Аманда отвернулась, немного пригнувшись, словно боялась, что ее ударят. Она пробормотала про себя, но так отчетливо, что Лива слышала:

— Нет, это не ложь, совсем не ложь. У меня есть глаза. Да и Опперман не отрицал. А у фру голова яснее, чем у нас обеих вместе…

— Это ложь! — прошептала Лива и повторила так громко, что слышно было и в передней, и на лестнице: — Это ложь! Я заставлю Оппермана поклясться в том, что вы лжете. Вас привлекут к суду за клевету!

Аманда подошла к кухонной двери и взялась за ручку, жалкая улыбка блуждала в ее глазах, глаза бегали, и она все время бормотала как бы про себя:

— Опперман… Он, конечно, будет на твоей стороне, боже ты мой, еще бы… Но фру не глупа и не безумна, не думай этого, она даже не сердится на тебя, вот она какая.

Лива подошла к старухе, схватила ее за руки и заставила посмотреть себе в глаза.

— Неужели ты не понимаешь, как это ужасно и позорно для меня? — спросила она. — Я обручена и никогда ни с кем, кроме моего жениха, у меня ничего не было! У меня ничего не было с Опперманом, Аманда, ничего, ничего! Не разрушай мне всю жизнь сплетней! Может дойти до моего жениха, и что тогда? Он может умереть, Аманда, ведь он очень болен! Неужели ты не понимаешь, какой это грех?

Голос Ливы становился все более молящим:

— Верь моим словам, Аманда! Помоги мне! Убеди фру Опперман в том, что все это недоразумение! Слышишь! Ты видела у Оппермана кого-то другого! Я должна все выяснить, Аманда! Ты поверишь мне, если я все выясню?

Аманда в ужасе пыталась вырваться из рук Ливы. Лива внезапно отпустила ее, старуха быстро вбежала в кухню и заперла за собой дверь. Лива слышала, как она бормотала и бранилась. С мезонина фру Опперман послышался повелительный голос:



— Аманда, сейчас же иди сюда!

Лива схватила свой платок, упавший на пол, и вышла на дождь. Она вспомнила слова фру Опперман: «На тебе была красная шляпа в тот вечер». Фрейя Тёрнкруна из ресторана ходила обычно в красной шляпе. Может быть, Фрейя тайно встречалась с Опперманом. Конечно же, Фрейя! Она же путалась с каждым встречным.

Лива решила вернуться и убедить Аманду в том, что не она, а Фрейя встречалась с Опперманом. Но Аманда исчезла. Наверное, была наверху у фру Опперман. Да, Лива услышала их разговор, доносившийся сверху, возбужденный шепот Аманды. Ливе не хотелось идти к ним. Долго простояла она в передней, слушая, как шушукаются наверху женщины. И вдруг ее охватила ярость. Изо всех сил она крикнула:

— Это ложь! Это ложь! Я всех вас привлеку к суду!
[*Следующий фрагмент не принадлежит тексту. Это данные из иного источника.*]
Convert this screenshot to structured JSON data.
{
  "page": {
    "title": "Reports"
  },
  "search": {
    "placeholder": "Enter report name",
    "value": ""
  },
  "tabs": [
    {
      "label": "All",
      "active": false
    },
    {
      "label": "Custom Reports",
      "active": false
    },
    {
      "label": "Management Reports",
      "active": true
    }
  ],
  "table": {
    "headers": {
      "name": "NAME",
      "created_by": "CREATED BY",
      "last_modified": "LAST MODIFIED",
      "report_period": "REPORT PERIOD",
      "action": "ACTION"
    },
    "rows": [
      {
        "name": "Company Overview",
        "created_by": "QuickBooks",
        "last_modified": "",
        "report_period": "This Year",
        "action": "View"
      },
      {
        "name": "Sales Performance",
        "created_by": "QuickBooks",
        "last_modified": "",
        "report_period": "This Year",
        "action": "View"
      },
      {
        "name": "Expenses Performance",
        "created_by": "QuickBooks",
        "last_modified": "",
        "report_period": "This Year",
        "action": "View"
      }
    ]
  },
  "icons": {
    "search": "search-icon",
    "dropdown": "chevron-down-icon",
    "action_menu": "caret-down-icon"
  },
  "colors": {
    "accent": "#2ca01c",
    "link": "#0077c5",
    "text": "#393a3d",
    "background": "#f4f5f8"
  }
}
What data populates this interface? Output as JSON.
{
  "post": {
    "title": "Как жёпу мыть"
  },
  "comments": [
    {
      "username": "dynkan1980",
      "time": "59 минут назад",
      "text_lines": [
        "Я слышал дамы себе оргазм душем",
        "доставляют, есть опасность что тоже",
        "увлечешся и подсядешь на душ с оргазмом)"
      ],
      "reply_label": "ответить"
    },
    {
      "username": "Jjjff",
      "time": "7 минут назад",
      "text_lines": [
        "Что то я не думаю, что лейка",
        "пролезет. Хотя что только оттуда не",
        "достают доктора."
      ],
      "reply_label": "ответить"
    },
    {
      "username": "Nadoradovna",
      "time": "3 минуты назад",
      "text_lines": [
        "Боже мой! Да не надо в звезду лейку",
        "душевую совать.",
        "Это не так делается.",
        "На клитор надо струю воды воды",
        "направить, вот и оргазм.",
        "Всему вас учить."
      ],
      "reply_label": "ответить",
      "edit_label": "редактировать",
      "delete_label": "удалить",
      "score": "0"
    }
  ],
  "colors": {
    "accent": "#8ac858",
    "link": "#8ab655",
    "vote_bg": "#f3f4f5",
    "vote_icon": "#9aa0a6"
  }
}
И вышла снова на дождь. В глазах у нее было темно. Как покончить с этим кошмаром? Ей очень хотелось поделиться с кем-нибудь, кто бы ее понял. Например, с Магдаленой. Или с Симоном. Или с самим Опперманом… Почему бы не пойти к нему теперь же и не потребовать у него объяснения, заставить его признаться жене и Аманде, что в тот вечер у него была Фрейя Тёрнкруна.

Она быстро направилась к конторе Оппермана и застала его одного. Он встал из-за письменного стола и пошел ей навстречу.

— О Лива! — сказал он глубоко прочувствованным голосом. — Ты прийти здесь? Ты помнить, ты не нужно работать до после похороны? Но ты ужасно грустный, Лива! Ты хотеть говорить со мной?

Она ударила его по протянутым рукам и хрипло сказала:

— Я была у вашей жены! Они обвиняют меня в том, что я ваша любовница! Я этого не потерплю. Ваша любовница Фрейя или еще кто-нибудь! Признайте это, Опперман! Я заставлю вас признаться!

Опперман искоса взглянул на Ливу. Она была страшно бледна, от этого черные брови и ресницы казались накрашенными. Он наклонился над столом, приводя в порядок какие-то бумаги. Руки его дрожали.

— Милая, милая, — сказал он нежно. Наконец он сел, схватил нож для бумаги и все вертел его между пальцами.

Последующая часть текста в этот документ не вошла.